One of the most exciting examples of breached space in pulp or erotic thrillers is that of the undercover heroine that must get inside a) a strip club b) a prostitution or white slavery ring c) any other similar situation where her maidenhood is in danger (and I say maidenhood not as a literal concept). Considerer Miss Temple in The Glass Books of the Dream Eaters (2006), Athena Massey in The Unspeakable (1996) or the young and naïve Clara in the most erotic novel of all times The Devil’s Advocate (1942).

In each of these cases the heroine has to infiltrate an inimical space, knowing that she may have to pay the correspondent cost of such invasion in terms of bodily currency. In the three examples above, Miss Temple (a Victorian maiden) escapes with her virginity intact, although she feels her fire stoked and is almost raped; Athena Massey is a cop, not a virgin, and must demean herself by stripping naked on the pole (her space is breached with the eyes); while Clara, almost a child in sexual matters, is progressively immersed in a web of depravation that will subject her to vaginal, oral and anal sex (and “between my breasts too”) in order to discover whatever happened to her sister Rita.

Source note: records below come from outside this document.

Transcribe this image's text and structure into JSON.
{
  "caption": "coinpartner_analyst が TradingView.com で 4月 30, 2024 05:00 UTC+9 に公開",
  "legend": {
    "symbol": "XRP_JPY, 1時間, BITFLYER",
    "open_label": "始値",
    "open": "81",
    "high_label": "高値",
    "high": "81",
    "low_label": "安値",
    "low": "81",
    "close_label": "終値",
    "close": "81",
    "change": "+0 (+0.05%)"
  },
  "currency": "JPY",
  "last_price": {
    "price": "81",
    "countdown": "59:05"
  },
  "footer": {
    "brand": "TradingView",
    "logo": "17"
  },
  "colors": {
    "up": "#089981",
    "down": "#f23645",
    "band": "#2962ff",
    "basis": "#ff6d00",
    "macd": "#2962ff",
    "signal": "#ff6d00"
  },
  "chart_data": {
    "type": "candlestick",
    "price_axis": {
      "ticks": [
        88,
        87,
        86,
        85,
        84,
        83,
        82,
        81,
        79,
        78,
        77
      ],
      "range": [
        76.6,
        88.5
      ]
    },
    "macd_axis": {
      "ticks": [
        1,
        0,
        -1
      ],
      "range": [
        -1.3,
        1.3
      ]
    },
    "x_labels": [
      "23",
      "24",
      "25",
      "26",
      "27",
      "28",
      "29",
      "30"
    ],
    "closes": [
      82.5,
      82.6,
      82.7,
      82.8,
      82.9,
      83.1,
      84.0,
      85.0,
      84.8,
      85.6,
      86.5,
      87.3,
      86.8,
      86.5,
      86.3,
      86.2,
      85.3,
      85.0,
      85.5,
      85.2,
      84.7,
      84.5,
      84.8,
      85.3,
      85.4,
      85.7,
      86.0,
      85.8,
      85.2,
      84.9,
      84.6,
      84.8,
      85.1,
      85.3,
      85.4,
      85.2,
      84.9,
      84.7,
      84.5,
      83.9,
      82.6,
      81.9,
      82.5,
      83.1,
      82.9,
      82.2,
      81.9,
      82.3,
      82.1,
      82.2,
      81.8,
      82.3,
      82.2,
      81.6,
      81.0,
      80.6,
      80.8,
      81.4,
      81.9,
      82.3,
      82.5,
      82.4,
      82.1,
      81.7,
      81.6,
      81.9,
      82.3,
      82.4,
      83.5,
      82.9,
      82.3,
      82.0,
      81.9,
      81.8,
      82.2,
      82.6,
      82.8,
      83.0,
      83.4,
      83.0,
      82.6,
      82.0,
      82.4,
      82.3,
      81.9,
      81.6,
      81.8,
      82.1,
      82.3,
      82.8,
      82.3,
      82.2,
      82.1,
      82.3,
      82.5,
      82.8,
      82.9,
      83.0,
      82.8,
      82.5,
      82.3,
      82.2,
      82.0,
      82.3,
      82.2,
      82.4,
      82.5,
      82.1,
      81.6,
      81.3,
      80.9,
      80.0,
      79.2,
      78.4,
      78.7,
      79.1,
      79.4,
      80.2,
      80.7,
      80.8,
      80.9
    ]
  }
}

And, in each instance, whenever the personal space is breached, we know we’ll have: a) sex (the heroine will be raped or will have to forcefully consent to sexual advances); b) violence (the heroine will fight the assailant or the “hero” or some outside force will intervene).
It’s in those moments that precede the breaching, that stretch the undefined boundary between spaces, between force and consent, that we find the most sublime eroticism.